The Jeopardy data covers a huge range of topics, so the developers had to gather data from a multitude of sources such as every version of the Bible, the entire Wikipedia, complete works of Shakespeare, etc.  Sub-questions were constructed to answer the main question, and a model to give the best possible answer based on 10,000 previous Jeopardy questions was built.  The model used semantic networks, lexical calculations, and syntactic relationships to find hidden associations between seemingly unrelated terms.  The Jeopardy system proved a point, but not many companies want to buy a computer to play Jeopardy!

Watson’s developers are now moving to a multi-dimensional processing system to solve problems in healthcare, which has some of today’s most complex information challenges.  The amount of medical information is doubling every five years, and most doctors have little time to grasp all the new literature.  Two applications are being developed for Watson:  utilization management (ensuring that what is prescribed is based on evidence), and oncology diagnosis and treatment.

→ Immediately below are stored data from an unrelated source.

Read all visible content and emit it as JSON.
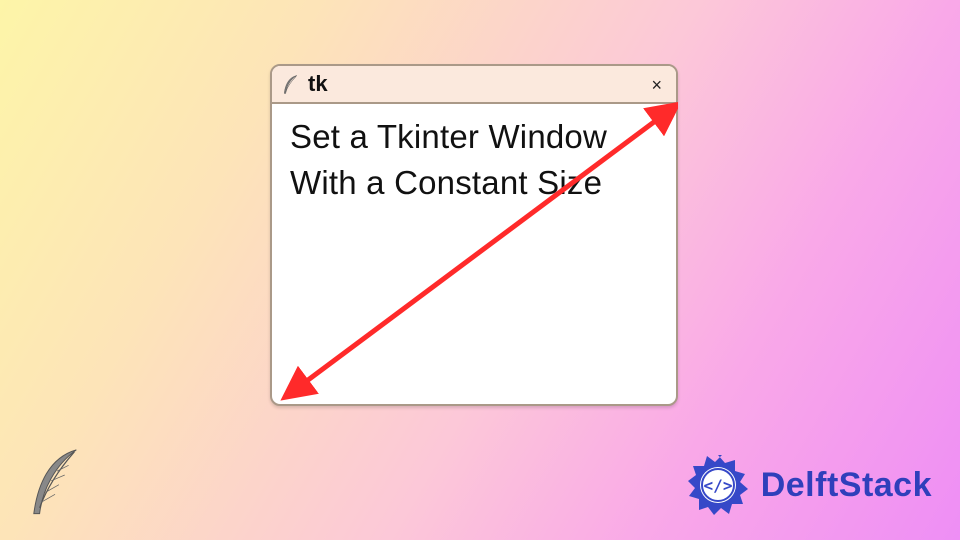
{
  "window": {
    "title": "tk",
    "close_glyph": "×",
    "body_text": "Set a Tkinter Window With a Constant Size"
  },
  "brand": {
    "name": "DelftStack"
  },
  "colors": {
    "arrow": "#ff2a2a",
    "brand": "#2f3fbb"
  }
}
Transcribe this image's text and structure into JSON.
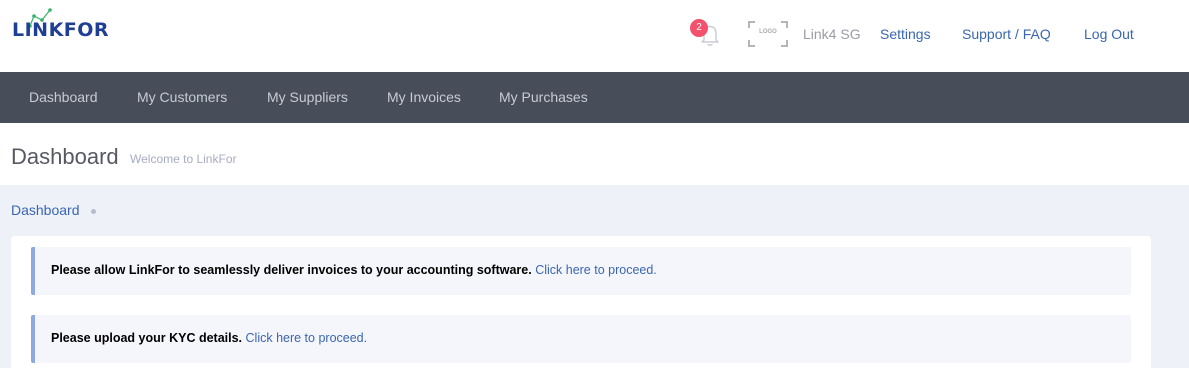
{
  "header": {
    "logo_text": "LINKFOR",
    "notification_count": "2",
    "company_logo_text": "LOGO",
    "company_name": "Link4 SG",
    "links": {
      "settings": "Settings",
      "support": "Support / FAQ",
      "logout": "Log Out"
    }
  },
  "nav": {
    "items": [
      "Dashboard",
      "My Customers",
      "My Suppliers",
      "My Invoices",
      "My Purchases"
    ]
  },
  "page": {
    "title": "Dashboard",
    "subtitle": "Welcome to LinkFor"
  },
  "breadcrumb": {
    "label": "Dashboard"
  },
  "alerts": [
    {
      "text": "Please allow LinkFor to seamlessly deliver invoices to your accounting software.",
      "link": "Click here to proceed."
    },
    {
      "text": "Please upload your KYC details.",
      "link": "Click here to proceed."
    }
  ],
  "colors": {
    "brand": "#1f3f95",
    "logo_accent": "#34b36a",
    "navbar": "#474d59",
    "link": "#3a66b0",
    "badge": "#f4516c",
    "alert_border": "#8fa8e0"
  },
  "icons": {
    "bell": "bell-icon",
    "company_logo": "company-logo-placeholder"
  }
}
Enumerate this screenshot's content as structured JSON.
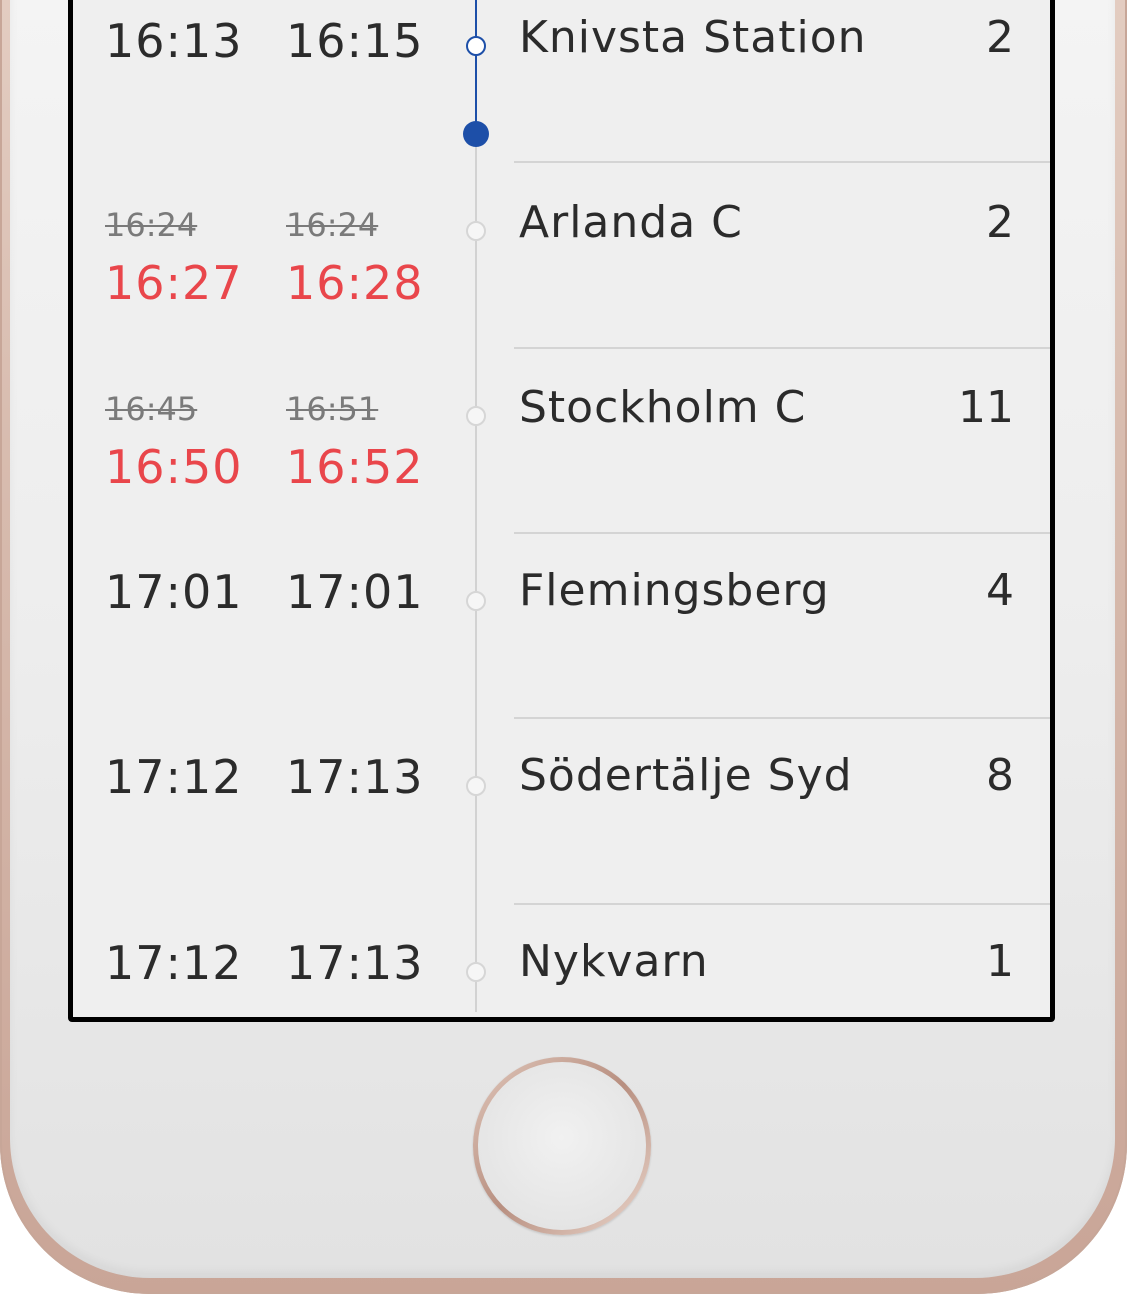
{
  "stops": [
    {
      "arrival": "16:13",
      "departure": "16:15",
      "arrival_old": "",
      "departure_old": "",
      "delayed": false,
      "name": "Knivsta Station",
      "track": "2",
      "status": "passed"
    },
    {
      "arrival": "16:27",
      "departure": "16:28",
      "arrival_old": "16:24",
      "departure_old": "16:24",
      "delayed": true,
      "name": "Arlanda C",
      "track": "2",
      "status": "upcoming"
    },
    {
      "arrival": "16:50",
      "departure": "16:52",
      "arrival_old": "16:45",
      "departure_old": "16:51",
      "delayed": true,
      "name": "Stockholm C",
      "track": "11",
      "status": "upcoming"
    },
    {
      "arrival": "17:01",
      "departure": "17:01",
      "arrival_old": "",
      "departure_old": "",
      "delayed": false,
      "name": "Flemingsberg",
      "track": "4",
      "status": "upcoming"
    },
    {
      "arrival": "17:12",
      "departure": "17:13",
      "arrival_old": "",
      "departure_old": "",
      "delayed": false,
      "name": "Södertälje Syd",
      "track": "8",
      "status": "upcoming"
    },
    {
      "arrival": "17:12",
      "departure": "17:13",
      "arrival_old": "",
      "departure_old": "",
      "delayed": false,
      "name": "Nykvarn",
      "track": "1",
      "status": "upcoming"
    }
  ],
  "colors": {
    "delay": "#e9464b",
    "progress": "#1d4fa8",
    "text": "#2b2b2b",
    "struck_time": "#7a7a7a",
    "background": "#efefef"
  },
  "icons": {
    "stop_marker": "hollow-circle-icon",
    "current_position": "filled-circle-icon",
    "home_button": "home-button"
  }
}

Because of space limitations, descriptions of several of the presentations could not be included in this article.  Slides from many of the presentations are available on the conference Website at http://nfais.org/event?eventID=399.


The Miles Conrad Memorial Lecture

A highlight of the annual NFAIS meeting, the Miles Conrad Award is the highest honor bestowed by the Federation.  Established in honor of NFAIS founder and first president G. Miles Conrad, the award is given to an innovator and leader in the information industry.   The list of previous award recipients reads like a “Who’s Who” of the industry.  The award consists of a cash honorarium and plaque.  This year’s recipient and lecturer was Robert Snyder, co-founder of the Cambridge Information Group (CIG) in 1971 and current Chairman of the Board.  Bob was owner and Chairman of Cambridge Scientific Abstracts (CSA), which was merged into ProQuest, LLC when CIG purchased ProQuest, and of Disclosure, Inc., which is now owned by Thomson Reuters.  He is currently a member of the Smithsonian Institution Libraries Advisory Board and several other boards in the Washington, DC area.

Snyder’s Miles Conrad Lecture followed the conference theme and was on the subject of unlocking the future of knowledge businesses.  He said that what users want and what they will always want has not changed.  CSA was created to access scientific information and to enhance knowledge.  It was not defined as a creator of abstract journals, but emphasized the delivery of tools to add value to the research process.

Snyder traced the history of CSA’s use of technology as it evolved, from manual typewriters, then Wang word processors, CD-ROMs, and finally, the Internet.  Each step led to efficiencies in production.  He described how CSA has pioneered fast, comprehensive searching, which with the decline in search costs has opened up inexhaustible possibilities for accessing information, and it has not wavered from that commitment.  One of its newest services, the Summon discovery service, reveals the breadth of libraries’ collections and is still evolving.

CSA followed the work of Dialog and was one of its early database suppliers.  This was online searching before the days of the Internet!  Dialog is now ProQuest Dialog and is still a precision tool for complex searching.  It in the process of being repurposed and is making an impact on the industry again.

In Snyder’s opinion, eBooks will be ever more important to searchers;  thus, ProQuest has acquired E-Book Library (EBL) and will merge it with the previously acquired ebrary to provide a single eBook platform for all of ProQuest’s services.  ProQuest has acquired many companies over the years, and its vision is to make everything work together so that silos are gone and search becomes more comprehensive.  In 2013, Summon and ProQuest will be fully integrated.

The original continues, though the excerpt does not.